The dike crosscuts an anorthosite intrusion, has chilled margins, and its width and the size of the xenoliths decrease over the 35 m long exposure of the dike. Abundant, large xenoliths of granitoid basement (≤70 cm) and smaller volcanic rock fragments (<6 cm) are obvious in outcrop.

The granitoid basement consists of large quartz with zircon inclusions, potassium feldspar, plagioclase, large (≤ 2 mm) oxidized sphene, apatite, and a chloritized mafic mineral. This is disconformably overlain by the Oligocene Salto Formation1 with sandstones and rhyolite ignimbrites that both contain small (<1 mm) broken volcanic quartz, pumice, silicic volcanic lithics, and biotite.
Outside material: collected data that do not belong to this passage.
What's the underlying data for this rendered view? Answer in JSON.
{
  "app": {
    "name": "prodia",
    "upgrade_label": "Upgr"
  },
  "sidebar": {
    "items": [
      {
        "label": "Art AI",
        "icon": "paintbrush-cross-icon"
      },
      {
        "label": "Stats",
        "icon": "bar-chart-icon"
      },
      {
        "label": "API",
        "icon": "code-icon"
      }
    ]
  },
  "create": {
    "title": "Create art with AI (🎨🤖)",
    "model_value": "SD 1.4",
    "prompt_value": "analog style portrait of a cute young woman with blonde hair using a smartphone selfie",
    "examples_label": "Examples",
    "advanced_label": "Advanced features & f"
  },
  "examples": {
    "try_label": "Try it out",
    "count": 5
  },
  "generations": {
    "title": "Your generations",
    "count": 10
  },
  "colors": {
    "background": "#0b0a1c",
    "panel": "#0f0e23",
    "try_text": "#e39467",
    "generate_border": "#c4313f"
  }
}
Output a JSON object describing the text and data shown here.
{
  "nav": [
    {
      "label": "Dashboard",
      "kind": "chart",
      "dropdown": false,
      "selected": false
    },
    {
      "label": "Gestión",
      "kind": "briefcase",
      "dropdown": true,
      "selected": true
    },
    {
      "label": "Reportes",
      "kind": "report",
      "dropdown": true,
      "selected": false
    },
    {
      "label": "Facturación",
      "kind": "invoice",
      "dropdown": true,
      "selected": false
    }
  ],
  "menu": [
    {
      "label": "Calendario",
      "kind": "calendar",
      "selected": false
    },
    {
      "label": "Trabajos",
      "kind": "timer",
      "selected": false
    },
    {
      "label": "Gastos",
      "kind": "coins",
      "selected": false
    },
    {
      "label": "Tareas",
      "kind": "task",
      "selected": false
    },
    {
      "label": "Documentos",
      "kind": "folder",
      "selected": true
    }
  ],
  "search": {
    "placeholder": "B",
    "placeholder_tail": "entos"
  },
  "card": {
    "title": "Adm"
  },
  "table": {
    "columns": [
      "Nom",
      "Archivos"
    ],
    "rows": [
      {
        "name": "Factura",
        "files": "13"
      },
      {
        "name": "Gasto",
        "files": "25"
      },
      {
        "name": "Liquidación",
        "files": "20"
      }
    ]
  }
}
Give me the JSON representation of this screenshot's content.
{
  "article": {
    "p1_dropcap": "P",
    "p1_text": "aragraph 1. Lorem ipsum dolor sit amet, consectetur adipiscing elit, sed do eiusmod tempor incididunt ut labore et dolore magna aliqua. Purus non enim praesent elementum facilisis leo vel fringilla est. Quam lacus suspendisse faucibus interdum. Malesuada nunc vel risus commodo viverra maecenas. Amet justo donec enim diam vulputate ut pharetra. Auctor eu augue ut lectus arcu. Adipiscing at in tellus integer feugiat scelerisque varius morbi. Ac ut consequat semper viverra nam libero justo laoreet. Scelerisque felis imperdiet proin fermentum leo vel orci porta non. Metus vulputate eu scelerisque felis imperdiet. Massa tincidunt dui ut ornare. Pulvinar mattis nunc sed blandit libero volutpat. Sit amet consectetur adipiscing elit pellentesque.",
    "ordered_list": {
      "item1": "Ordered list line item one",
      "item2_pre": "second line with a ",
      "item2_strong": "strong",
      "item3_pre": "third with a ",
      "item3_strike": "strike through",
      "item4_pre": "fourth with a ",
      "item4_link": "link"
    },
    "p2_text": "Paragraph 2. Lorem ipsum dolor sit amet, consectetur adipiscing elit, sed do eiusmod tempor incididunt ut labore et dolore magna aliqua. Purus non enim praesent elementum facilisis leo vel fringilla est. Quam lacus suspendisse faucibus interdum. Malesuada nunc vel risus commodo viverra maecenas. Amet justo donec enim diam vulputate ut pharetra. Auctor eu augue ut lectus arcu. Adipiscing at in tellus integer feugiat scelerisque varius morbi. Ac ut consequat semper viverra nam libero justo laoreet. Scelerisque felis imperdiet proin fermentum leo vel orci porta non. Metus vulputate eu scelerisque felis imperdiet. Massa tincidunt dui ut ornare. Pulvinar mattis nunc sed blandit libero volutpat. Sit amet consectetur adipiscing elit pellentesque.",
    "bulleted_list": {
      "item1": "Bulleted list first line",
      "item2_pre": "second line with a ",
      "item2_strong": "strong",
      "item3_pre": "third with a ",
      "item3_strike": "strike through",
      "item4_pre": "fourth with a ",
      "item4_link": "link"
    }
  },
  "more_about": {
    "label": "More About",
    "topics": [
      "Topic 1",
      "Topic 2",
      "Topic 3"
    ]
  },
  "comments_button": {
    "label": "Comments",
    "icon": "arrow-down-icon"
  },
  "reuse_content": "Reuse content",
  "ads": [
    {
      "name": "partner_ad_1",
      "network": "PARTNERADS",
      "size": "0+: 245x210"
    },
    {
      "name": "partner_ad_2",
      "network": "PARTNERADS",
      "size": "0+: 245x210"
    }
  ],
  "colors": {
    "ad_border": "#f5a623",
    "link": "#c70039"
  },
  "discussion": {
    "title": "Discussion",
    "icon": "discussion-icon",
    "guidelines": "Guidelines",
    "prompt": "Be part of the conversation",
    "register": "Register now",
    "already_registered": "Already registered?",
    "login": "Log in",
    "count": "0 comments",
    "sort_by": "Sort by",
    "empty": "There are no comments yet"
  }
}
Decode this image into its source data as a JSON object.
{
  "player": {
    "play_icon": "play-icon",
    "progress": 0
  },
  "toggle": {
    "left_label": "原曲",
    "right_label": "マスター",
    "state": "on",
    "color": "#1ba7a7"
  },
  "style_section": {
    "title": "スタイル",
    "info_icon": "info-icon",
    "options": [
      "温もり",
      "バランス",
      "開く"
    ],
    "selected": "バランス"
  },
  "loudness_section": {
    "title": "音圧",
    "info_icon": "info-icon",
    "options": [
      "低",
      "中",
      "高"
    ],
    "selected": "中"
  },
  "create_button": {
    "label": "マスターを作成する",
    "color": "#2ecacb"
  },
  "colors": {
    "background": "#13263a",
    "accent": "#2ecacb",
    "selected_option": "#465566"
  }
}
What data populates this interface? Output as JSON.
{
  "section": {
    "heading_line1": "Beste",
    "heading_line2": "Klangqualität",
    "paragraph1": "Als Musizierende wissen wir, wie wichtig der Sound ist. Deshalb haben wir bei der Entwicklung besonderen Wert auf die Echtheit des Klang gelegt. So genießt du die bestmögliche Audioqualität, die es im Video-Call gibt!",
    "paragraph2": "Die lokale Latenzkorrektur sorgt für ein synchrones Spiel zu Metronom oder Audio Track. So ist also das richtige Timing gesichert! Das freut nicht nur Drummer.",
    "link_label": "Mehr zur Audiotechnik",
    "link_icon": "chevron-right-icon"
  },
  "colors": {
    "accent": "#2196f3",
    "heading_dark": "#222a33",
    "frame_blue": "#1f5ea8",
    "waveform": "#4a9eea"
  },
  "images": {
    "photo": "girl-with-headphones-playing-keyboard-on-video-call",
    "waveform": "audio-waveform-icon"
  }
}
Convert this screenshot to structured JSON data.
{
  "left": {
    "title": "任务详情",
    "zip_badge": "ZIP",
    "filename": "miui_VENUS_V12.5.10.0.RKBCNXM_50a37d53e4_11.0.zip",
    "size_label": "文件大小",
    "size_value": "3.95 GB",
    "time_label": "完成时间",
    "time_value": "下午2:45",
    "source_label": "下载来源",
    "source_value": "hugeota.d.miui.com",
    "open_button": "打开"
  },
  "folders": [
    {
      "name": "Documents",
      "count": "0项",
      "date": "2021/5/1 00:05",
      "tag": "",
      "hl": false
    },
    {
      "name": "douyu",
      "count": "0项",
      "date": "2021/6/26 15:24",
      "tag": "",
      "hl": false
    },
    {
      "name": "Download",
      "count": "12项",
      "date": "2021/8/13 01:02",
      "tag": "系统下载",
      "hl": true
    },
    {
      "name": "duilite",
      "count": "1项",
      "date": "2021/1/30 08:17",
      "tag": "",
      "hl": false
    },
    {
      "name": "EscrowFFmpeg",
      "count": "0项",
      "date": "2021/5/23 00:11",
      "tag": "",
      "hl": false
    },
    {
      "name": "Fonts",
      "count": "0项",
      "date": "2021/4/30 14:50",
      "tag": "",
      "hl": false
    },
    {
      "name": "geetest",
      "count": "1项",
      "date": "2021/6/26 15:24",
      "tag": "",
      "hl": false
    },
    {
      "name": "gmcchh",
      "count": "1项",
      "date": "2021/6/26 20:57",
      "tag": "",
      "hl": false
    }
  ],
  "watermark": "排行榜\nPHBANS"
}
The overlying Miocene Pelones Formation1 consists of intermediate-composition tuff breccias and lapilli tuffs with plagioclase and clinopyroxene.

Petrography and SEM mapping shows that the dike contains rock fragments of the granitoid basement, and contains all of its components in disaggregated form. This disaggregation process is not yet understood. The dike contains small grains of broken volcanic quartz and biotite as well as large (≤ 8 mm) glassy pumice clasts derived from Salto Formation. The presence of glassy pumice clasts indicates that any alteration evident in xenoliths or xenocrysts must have occurred before the dike was emplaced. Plagioclase-clinopyroxene volcanic lithic fragments and free crystals were derived from the Pelones Formation. No xenoliths of the host anorthosite are present in the dike, although electron microprobe work is needed to determine whether any plagioclase was derived from the anorthosite, and to determine the composition of the fine-grained igneous groundmass of the dike.

1McFall, 1968, Stanford Univ. Pubs. Geol. Sci., 10-5.